|
|
|
|
|
by jstummbillig
356 days ago
|
|
I think more to the point: The authors of this research don't really understand what they did. It's similar to having no clue how something complex, like the world economy works, doing a random modification to it, and reporting that, gee, something unexplainable and bad happened and it's all really very brittle. This is simply a property of complex systems in the real world. Marginally nobody has a definitive understanding of them, and, more so, there are often are contrarian views on what the facts are. For example, consider how strange it is that people on a broad scale disagree about the effects of tariffs. The ethics that govern the pros and cons, sure. But the effects? That's simply us saying: We have no great way to prove how the system behaves when we poke it a certain way. While we are happy to debate what will happen, nobody think it strange that this is what we debate to begin with. But with LLMs it's a big deal. Of course all these things are theoretically explainable.
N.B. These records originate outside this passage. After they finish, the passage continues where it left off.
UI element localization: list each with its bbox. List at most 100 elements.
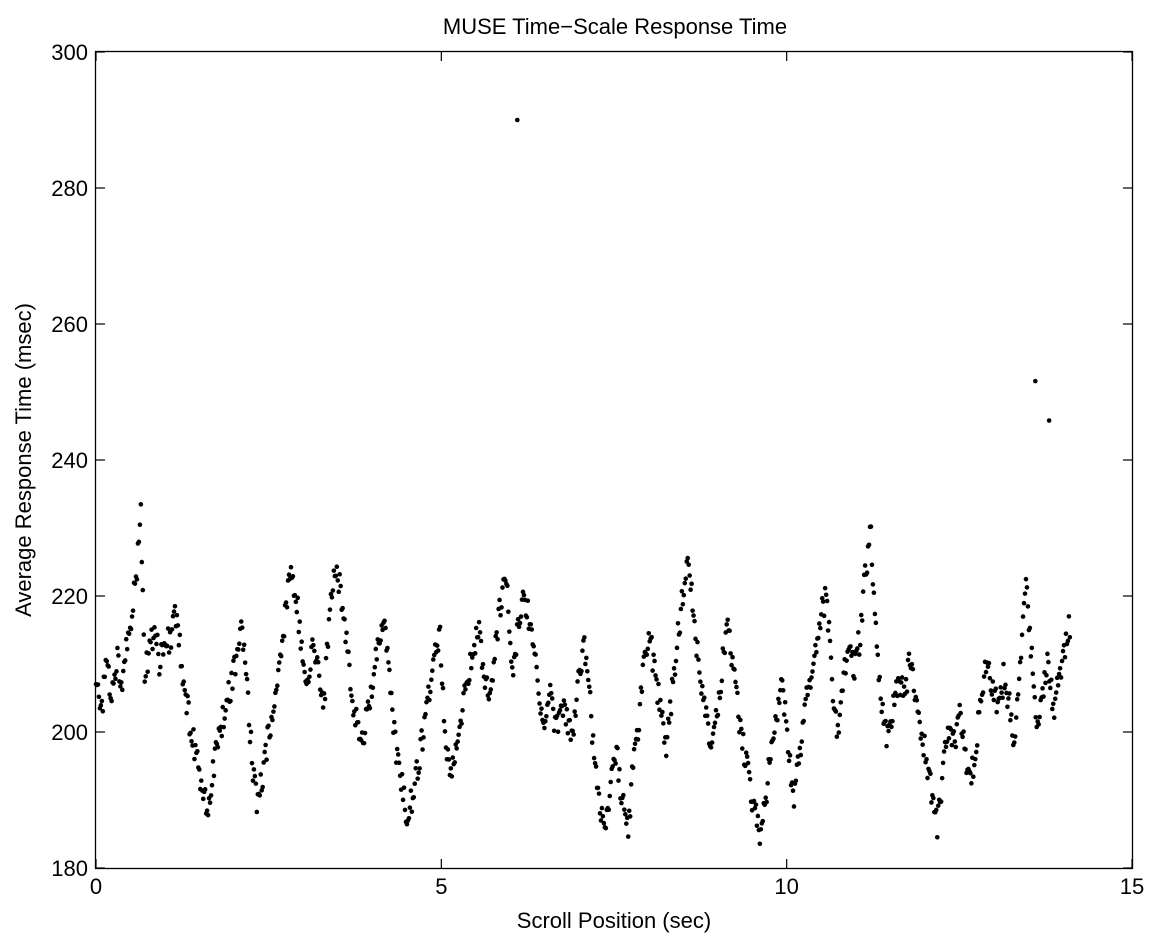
data-point	[518, 614, 524, 619]
data-point	[456, 732, 461, 738]
data-point	[830, 698, 836, 704]
data-point	[1033, 378, 1038, 384]
data-point	[986, 660, 992, 666]
data-point	[943, 744, 949, 750]
data-point	[445, 747, 451, 752]
data-point	[1046, 418, 1052, 423]
data-point	[469, 665, 474, 671]
data-point	[350, 698, 355, 704]
data-point	[640, 662, 646, 668]
data-point	[675, 621, 681, 626]
data-point	[638, 685, 644, 690]
data-point	[880, 701, 885, 707]
data-point	[534, 664, 539, 670]
data-point	[924, 756, 929, 762]
data-point	[1045, 651, 1050, 657]
data-point	[370, 685, 376, 691]
data-point	[575, 679, 580, 684]
data-point	[210, 759, 216, 764]
data-point	[971, 774, 976, 779]
data-point	[606, 807, 612, 813]
data-point	[238, 619, 244, 624]
data-point	[344, 630, 349, 636]
data-point	[803, 696, 808, 702]
data-point	[441, 718, 447, 724]
data-point	[142, 679, 148, 684]
data-point	[681, 592, 687, 598]
data-point	[1044, 672, 1049, 678]
data-point	[960, 734, 965, 740]
data-point	[419, 728, 424, 733]
data-point	[268, 733, 273, 738]
data-point	[903, 676, 909, 682]
data-point	[297, 619, 303, 624]
data-point	[613, 761, 618, 766]
data-point	[118, 684, 123, 689]
data-point	[506, 609, 511, 615]
data-point	[713, 707, 719, 713]
data-point	[205, 812, 211, 818]
data-point	[452, 760, 458, 765]
data-point	[507, 629, 512, 634]
data-point	[906, 651, 912, 657]
data-point	[369, 694, 375, 699]
data-point	[573, 713, 578, 718]
y-tick-label: 200	[51, 720, 88, 745]
data-point	[852, 676, 857, 681]
data-point	[914, 698, 920, 703]
data-point	[404, 821, 410, 827]
data-point	[148, 639, 153, 645]
data-point	[1032, 694, 1038, 700]
data-point	[421, 735, 426, 740]
data-point	[646, 631, 652, 636]
data-point	[102, 674, 108, 680]
data-point	[219, 733, 225, 739]
data-point	[987, 675, 993, 681]
data-point	[555, 729, 561, 735]
data-point	[100, 708, 106, 714]
data-point	[655, 700, 660, 706]
data-point	[933, 807, 939, 813]
data-point	[248, 729, 254, 735]
data-point	[783, 719, 789, 724]
data-point	[347, 662, 352, 668]
data-point	[471, 642, 477, 648]
data-point	[904, 689, 910, 694]
data-point	[272, 704, 277, 709]
data-point	[579, 668, 584, 674]
data-point	[139, 559, 145, 565]
data-point	[772, 730, 777, 735]
data-point	[974, 743, 980, 748]
data-point	[531, 643, 536, 649]
data-point	[931, 795, 936, 801]
data-point	[247, 739, 253, 745]
data-point	[963, 747, 968, 752]
data-point	[695, 639, 700, 645]
data-point	[969, 781, 974, 786]
data-point	[241, 642, 247, 648]
data-point	[396, 760, 402, 766]
data-point	[840, 688, 846, 693]
data-point	[755, 813, 761, 819]
data-point	[250, 778, 256, 783]
data-point	[751, 798, 757, 804]
data-point	[408, 788, 414, 793]
data-point	[929, 800, 934, 805]
data-point	[697, 670, 702, 675]
data-point	[299, 639, 304, 645]
data-point	[150, 646, 155, 652]
data-point	[732, 667, 737, 672]
data-point	[719, 678, 725, 684]
data-point	[860, 589, 866, 594]
data-point	[686, 562, 691, 567]
data-point	[696, 657, 701, 662]
data-point	[145, 669, 150, 675]
data-point	[596, 791, 602, 796]
data-point	[198, 778, 204, 783]
data-point	[768, 757, 773, 762]
data-point	[677, 630, 683, 635]
data-point	[739, 726, 744, 732]
axis-ticks: 0 5 10 15 180 200 220 240 260 280 300	[51, 40, 1144, 899]
data-point	[940, 760, 946, 766]
data-point	[170, 613, 176, 619]
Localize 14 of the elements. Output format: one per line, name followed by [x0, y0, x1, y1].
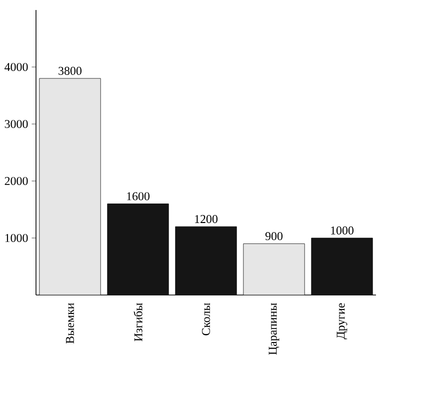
- y-tick-label: 2000: [4, 176, 28, 186]
- x-tick-label: Выемки: [66, 303, 74, 344]
- x-tick-label: Сколы: [202, 303, 210, 336]
- data-label: 3800: [58, 66, 82, 75]
- x-tick-label: Изгибы: [134, 303, 142, 342]
- data-label: 1600: [127, 192, 150, 200]
- data-label: 1000: [331, 226, 354, 234]
- data-label: 1200: [195, 215, 218, 224]
- x-tick-label: Другие: [336, 303, 348, 340]
- x-tick-label: Царапины: [268, 303, 280, 355]
- y-tick-label: 1000: [5, 234, 28, 242]
- y-tick-label: 4000: [4, 62, 28, 72]
- y-tick-label: 3000: [4, 120, 28, 128]
- data-label: 900: [265, 232, 283, 240]
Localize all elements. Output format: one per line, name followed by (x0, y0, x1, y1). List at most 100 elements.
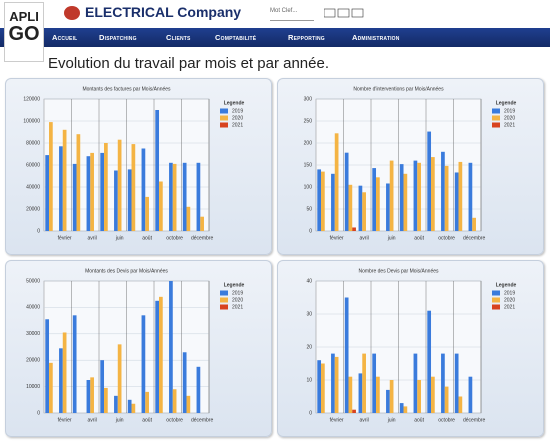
chart-title: Montants des Devis par Mois/Années (85, 268, 168, 274)
bar (141, 315, 146, 413)
bar (45, 155, 50, 231)
bar (431, 376, 435, 413)
x-tick-label: février (58, 235, 72, 241)
chart-panel: Montants des Devis par Mois/Années 0 10000… (5, 260, 272, 437)
nav-bar: Accueil Dispatching Clients Comptabilité Rep… (0, 28, 550, 47)
nav-item[interactable]: Accueil (52, 33, 78, 42)
y-tick-label: 20 (306, 344, 312, 350)
bar (45, 319, 50, 413)
partner-logo (64, 6, 80, 20)
x-tick-label: octobre (166, 235, 183, 241)
bar (90, 152, 94, 231)
chart-title: Montants des factures par Mois/Années (82, 86, 171, 92)
y-tick-label: 0 (309, 228, 312, 234)
bar (114, 170, 118, 231)
bar (417, 162, 421, 231)
bar (76, 134, 81, 231)
page-title: Evolution du travail par mois et par ann… (48, 55, 329, 72)
bar (114, 395, 118, 413)
legend-label: 2019 (232, 108, 243, 114)
bar (331, 173, 335, 231)
bar (441, 353, 445, 413)
x-tick-label: décembre (463, 235, 485, 241)
bar (458, 396, 463, 413)
flag[interactable] (351, 8, 364, 18)
nav-item[interactable]: Administration (352, 33, 400, 42)
bar (62, 129, 67, 231)
bar (399, 164, 404, 231)
x-tick-label: octobre (166, 417, 183, 423)
bar (358, 185, 363, 231)
logo-text: APLI (9, 9, 39, 24)
bar (317, 360, 322, 413)
bar (141, 148, 146, 231)
y-tick-label: 40 (306, 278, 312, 284)
bar (172, 163, 177, 231)
bar (321, 171, 325, 231)
y-tick-label: 200 (304, 140, 313, 146)
search-field[interactable]: Mot Clef... (270, 8, 314, 21)
x-tick-label: juin (115, 417, 124, 423)
x-tick-label: octobre (438, 417, 455, 423)
bar (344, 297, 349, 413)
bar (352, 227, 356, 231)
bar (454, 172, 459, 231)
bar (427, 310, 432, 413)
bar (334, 356, 339, 413)
legend-swatch (220, 290, 228, 296)
y-tick-label: 10000 (26, 384, 40, 390)
bar (348, 376, 353, 413)
nav-item[interactable]: Comptabilité (215, 33, 257, 42)
bar (49, 122, 53, 231)
nav-item[interactable]: Dispatching (99, 33, 137, 42)
x-tick-label: août (142, 235, 152, 241)
bar (145, 196, 149, 231)
legend-swatch (220, 108, 228, 114)
bar (362, 353, 366, 413)
bar (441, 151, 445, 231)
bar (417, 380, 421, 413)
bar (172, 389, 177, 413)
bar (59, 348, 63, 413)
x-tick-label: avril (88, 235, 97, 241)
y-tick-label: 80000 (26, 140, 40, 146)
bar (376, 177, 380, 231)
y-tick-label: 60000 (26, 162, 40, 168)
bar (196, 366, 201, 413)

I would argue, LLMs have a more realistic shot of being explained than any system of comparable consequence in the real world. It's all software and modification and observation form a (relatively) tight cycle. Things can be tested without people suffering. That's pretty cool. |
|
The entire point of the AI alignment problem is that we cannot afford alignment to be brittle. Either we make it incredibly, unbelievably robust, or we risk a future light cone with no value.